Taking a step back in time roughly 18 months, in reality, it’s a miracle Council hired Jacobs anyway. She openly stands for fiscal responsibility, public accountability, following the rules and transparency. Clearly, she was just what this Council needed. All the more reason to be shocked it hired her.

The fact it DID hire her all but guaranteed it would eventually have to try and get rid of her.
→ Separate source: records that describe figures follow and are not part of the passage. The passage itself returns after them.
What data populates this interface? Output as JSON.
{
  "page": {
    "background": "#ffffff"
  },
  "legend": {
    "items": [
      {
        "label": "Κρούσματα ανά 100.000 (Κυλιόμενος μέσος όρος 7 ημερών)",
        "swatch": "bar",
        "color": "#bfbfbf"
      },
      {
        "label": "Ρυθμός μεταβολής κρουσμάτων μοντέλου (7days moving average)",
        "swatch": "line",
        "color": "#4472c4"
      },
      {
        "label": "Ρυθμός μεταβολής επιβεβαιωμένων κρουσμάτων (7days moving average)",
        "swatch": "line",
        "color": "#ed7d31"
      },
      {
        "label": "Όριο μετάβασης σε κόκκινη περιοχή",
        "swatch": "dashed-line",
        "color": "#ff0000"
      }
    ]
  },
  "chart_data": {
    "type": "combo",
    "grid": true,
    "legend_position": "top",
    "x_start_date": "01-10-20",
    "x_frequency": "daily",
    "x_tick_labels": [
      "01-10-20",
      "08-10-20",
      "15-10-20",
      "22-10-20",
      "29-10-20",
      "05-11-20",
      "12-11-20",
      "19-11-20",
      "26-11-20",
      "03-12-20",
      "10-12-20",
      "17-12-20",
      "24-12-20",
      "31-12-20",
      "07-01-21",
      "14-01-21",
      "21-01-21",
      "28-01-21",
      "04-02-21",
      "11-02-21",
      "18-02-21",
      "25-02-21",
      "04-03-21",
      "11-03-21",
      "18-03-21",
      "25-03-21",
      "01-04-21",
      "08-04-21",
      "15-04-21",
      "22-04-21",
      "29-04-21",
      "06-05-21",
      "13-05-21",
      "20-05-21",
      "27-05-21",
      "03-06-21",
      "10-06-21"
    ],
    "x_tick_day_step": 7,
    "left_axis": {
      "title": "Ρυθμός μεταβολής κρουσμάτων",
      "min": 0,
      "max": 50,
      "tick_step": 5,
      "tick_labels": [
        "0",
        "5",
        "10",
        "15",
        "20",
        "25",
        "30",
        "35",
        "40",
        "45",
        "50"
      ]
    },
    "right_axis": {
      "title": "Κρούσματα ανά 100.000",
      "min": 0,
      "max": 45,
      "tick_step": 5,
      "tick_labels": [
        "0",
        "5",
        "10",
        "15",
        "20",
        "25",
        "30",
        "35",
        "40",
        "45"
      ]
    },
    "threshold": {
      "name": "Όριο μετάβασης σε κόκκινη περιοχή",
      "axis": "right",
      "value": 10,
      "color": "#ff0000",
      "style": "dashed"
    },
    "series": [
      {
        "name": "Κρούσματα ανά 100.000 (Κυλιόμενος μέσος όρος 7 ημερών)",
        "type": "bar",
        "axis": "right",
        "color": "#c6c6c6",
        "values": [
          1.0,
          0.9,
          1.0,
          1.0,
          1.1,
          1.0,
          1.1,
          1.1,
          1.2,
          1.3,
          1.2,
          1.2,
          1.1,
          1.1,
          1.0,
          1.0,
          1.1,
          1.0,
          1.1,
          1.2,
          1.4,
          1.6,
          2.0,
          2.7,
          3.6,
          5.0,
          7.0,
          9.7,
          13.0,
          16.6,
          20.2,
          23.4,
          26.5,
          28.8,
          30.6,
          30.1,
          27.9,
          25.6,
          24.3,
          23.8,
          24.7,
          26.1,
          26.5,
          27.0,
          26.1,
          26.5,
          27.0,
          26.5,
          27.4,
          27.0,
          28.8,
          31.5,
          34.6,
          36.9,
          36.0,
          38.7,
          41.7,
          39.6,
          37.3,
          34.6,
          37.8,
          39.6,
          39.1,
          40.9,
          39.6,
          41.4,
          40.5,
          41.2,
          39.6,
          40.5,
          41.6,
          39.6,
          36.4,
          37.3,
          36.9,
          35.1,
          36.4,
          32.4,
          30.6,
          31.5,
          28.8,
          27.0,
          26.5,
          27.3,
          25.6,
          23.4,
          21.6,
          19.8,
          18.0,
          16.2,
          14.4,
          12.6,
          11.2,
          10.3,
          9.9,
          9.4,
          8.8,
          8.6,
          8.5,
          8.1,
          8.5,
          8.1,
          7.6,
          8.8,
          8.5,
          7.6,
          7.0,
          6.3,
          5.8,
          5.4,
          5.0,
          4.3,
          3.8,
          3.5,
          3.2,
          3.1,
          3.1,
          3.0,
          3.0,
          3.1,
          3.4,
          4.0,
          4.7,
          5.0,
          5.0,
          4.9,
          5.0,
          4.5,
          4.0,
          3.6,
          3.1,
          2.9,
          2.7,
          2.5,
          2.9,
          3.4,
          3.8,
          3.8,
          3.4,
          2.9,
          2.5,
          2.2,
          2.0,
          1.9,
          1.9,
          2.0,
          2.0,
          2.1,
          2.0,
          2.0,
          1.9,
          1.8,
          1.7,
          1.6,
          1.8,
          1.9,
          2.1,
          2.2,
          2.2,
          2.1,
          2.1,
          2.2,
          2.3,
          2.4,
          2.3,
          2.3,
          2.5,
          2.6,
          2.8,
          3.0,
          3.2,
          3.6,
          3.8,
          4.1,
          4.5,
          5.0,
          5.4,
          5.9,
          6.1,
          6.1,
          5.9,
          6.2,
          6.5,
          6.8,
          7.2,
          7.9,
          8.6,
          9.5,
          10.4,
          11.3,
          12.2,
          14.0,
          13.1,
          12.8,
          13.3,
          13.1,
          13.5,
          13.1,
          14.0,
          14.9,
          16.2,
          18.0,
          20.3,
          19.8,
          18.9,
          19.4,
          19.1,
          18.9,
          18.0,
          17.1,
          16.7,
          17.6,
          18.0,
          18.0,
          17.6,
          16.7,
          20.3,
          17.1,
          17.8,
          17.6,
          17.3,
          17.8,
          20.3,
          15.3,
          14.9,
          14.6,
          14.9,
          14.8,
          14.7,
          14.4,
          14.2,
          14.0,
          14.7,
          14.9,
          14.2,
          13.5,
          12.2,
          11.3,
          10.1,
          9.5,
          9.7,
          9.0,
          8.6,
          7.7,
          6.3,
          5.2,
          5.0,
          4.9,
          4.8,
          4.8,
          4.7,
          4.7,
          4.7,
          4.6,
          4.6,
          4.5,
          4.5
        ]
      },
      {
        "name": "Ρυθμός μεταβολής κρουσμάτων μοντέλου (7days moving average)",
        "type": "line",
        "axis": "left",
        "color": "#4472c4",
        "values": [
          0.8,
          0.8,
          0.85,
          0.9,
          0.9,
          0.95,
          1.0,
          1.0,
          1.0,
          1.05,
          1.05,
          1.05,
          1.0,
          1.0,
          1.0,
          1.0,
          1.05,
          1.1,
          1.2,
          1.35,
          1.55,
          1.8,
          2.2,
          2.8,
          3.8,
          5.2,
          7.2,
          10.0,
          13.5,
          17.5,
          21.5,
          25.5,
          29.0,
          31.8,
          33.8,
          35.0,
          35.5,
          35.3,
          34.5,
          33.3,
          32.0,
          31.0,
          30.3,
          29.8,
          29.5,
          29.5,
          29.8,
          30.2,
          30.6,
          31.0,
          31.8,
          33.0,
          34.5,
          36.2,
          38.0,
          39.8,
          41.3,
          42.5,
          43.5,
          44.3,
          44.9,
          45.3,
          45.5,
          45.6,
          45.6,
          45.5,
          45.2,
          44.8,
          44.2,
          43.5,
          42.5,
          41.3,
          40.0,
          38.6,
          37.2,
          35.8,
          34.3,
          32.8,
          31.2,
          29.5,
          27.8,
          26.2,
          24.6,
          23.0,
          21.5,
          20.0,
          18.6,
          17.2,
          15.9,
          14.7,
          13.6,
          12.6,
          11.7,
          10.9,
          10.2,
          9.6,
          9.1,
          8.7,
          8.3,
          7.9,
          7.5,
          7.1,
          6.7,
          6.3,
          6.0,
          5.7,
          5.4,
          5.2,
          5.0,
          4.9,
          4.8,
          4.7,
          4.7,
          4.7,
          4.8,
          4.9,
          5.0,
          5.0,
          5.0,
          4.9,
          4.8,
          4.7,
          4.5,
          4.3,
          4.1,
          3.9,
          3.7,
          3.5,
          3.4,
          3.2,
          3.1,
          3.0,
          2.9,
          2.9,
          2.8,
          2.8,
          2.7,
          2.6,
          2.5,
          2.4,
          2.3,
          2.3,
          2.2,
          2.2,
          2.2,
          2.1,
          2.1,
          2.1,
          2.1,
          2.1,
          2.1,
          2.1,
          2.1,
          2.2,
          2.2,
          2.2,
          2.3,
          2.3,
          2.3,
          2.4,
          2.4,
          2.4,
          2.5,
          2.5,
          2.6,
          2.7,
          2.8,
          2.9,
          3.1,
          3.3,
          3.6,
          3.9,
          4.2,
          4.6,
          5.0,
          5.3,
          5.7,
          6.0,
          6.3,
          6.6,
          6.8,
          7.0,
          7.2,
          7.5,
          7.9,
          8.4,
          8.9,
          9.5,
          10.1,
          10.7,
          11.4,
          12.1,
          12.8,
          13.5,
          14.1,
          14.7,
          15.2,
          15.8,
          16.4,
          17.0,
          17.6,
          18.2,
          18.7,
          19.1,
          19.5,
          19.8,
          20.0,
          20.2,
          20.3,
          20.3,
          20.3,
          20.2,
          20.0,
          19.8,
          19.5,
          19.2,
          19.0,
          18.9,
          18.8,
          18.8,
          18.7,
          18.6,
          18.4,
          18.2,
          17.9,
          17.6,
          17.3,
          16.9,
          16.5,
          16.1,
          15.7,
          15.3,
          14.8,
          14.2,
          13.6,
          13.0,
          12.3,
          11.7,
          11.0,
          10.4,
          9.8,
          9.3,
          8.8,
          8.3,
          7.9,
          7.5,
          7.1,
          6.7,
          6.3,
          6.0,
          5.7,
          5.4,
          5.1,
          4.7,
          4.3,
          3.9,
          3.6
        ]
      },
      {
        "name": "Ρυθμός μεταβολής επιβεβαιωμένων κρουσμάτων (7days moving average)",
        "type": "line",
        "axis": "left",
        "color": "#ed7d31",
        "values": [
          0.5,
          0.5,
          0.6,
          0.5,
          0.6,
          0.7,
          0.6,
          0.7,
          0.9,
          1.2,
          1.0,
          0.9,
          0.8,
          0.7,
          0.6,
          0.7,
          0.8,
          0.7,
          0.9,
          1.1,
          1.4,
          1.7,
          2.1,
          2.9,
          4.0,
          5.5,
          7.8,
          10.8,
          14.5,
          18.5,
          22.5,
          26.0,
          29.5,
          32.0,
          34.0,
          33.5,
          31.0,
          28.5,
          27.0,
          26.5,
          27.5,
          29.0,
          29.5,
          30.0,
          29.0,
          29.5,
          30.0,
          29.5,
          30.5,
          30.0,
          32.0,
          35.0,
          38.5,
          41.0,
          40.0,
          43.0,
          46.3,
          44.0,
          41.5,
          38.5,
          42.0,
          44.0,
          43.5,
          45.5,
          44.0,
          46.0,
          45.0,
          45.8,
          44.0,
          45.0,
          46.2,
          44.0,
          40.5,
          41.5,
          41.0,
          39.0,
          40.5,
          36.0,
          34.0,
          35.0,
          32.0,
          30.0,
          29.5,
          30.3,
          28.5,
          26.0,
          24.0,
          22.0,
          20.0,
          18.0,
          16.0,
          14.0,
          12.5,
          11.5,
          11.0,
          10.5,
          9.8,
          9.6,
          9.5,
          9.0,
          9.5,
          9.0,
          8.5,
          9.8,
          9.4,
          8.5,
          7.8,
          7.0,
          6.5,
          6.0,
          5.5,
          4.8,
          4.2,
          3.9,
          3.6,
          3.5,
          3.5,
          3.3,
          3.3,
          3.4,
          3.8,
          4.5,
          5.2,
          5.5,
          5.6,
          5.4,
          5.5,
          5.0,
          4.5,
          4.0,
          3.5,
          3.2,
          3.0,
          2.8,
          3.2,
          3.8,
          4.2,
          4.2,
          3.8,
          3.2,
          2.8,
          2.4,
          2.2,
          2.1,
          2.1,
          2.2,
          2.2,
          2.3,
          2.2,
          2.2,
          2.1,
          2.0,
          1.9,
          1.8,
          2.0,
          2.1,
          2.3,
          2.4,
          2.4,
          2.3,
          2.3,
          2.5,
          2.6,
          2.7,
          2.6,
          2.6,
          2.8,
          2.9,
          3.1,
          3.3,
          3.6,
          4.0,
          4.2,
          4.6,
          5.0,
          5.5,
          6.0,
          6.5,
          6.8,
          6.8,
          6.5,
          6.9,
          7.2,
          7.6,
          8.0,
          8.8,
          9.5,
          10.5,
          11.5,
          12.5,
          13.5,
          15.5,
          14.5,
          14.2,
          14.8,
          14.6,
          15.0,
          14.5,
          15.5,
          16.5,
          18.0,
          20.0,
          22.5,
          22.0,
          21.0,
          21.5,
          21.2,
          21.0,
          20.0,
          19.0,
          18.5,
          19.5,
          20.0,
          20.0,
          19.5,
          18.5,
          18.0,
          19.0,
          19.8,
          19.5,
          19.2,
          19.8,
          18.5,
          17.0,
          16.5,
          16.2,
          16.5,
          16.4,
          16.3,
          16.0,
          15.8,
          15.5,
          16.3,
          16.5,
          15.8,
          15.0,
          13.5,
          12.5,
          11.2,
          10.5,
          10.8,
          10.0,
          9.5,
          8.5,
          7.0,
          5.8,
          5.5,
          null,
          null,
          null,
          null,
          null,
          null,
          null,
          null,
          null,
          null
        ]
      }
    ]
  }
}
This Council is downright allergic to fiscal responsibility, public accountability, rule following and transparency.

Councilman Mike Covert made Council’s intentions known last week, mainly to voice the fact he was not in agreement with their plan. (Covert, Chris Hervochon and York Glover were the only Council members not to vote to accept Jacobs’ resignation on Monday.)

When the public found out Council’s intent, members of the community mobilized, flooding Council with emails and getting hundreds of signatures on a petition urging the body not to fire Jacobs.

But giving a toddler attention doesn’t necessarily stop a tantrum.

And the efforts didn’t sway the six council members who would have voted to dismiss Jacobs – Stu Rodman, Paul Sommerville, chair Joe Passiment, Mark Lawson, Alice Howard and Lawrence McElynn.

This is how County Council sent its message.

Not to Jacobs. No. She’s simply being punished for being the strong, intelligent, principled woman who had the gall to stand up to the good ole boys club.

No, Council sent its message to whomever the next Beaufort County Administrator may be. 

It sent its message to businesses who might potentially call Beaufort County home.

It sent its message to landowners and developers wanting to make deals in the county.

It sent its message to tourists who have fallen in love with the Lowcountry and may relocate here.

And it sent its message to the hard-working, taxpaying citizens of Beaufort County …

If you want an honest county government, don’t come to Beaufort County.

If you want accountability in your county government, don’t come to Beaufort County.

If you want transparency in your county government, don’t come to Beaufort County.

If you want fiscal responsibility in your county government, don’t come to Beaufort County.

If you want integrity in your county government, don’t come to Beaufort County.

At this point, you know exactly where Beaufort County Council stands on these issues. 

The question is where do their employers, the citizens of Beaufort County stand? 

And how long will they stand for a County Council that makes it clear its only interest is being free to do what it wants, when it wants, how it wants, with no repercussions?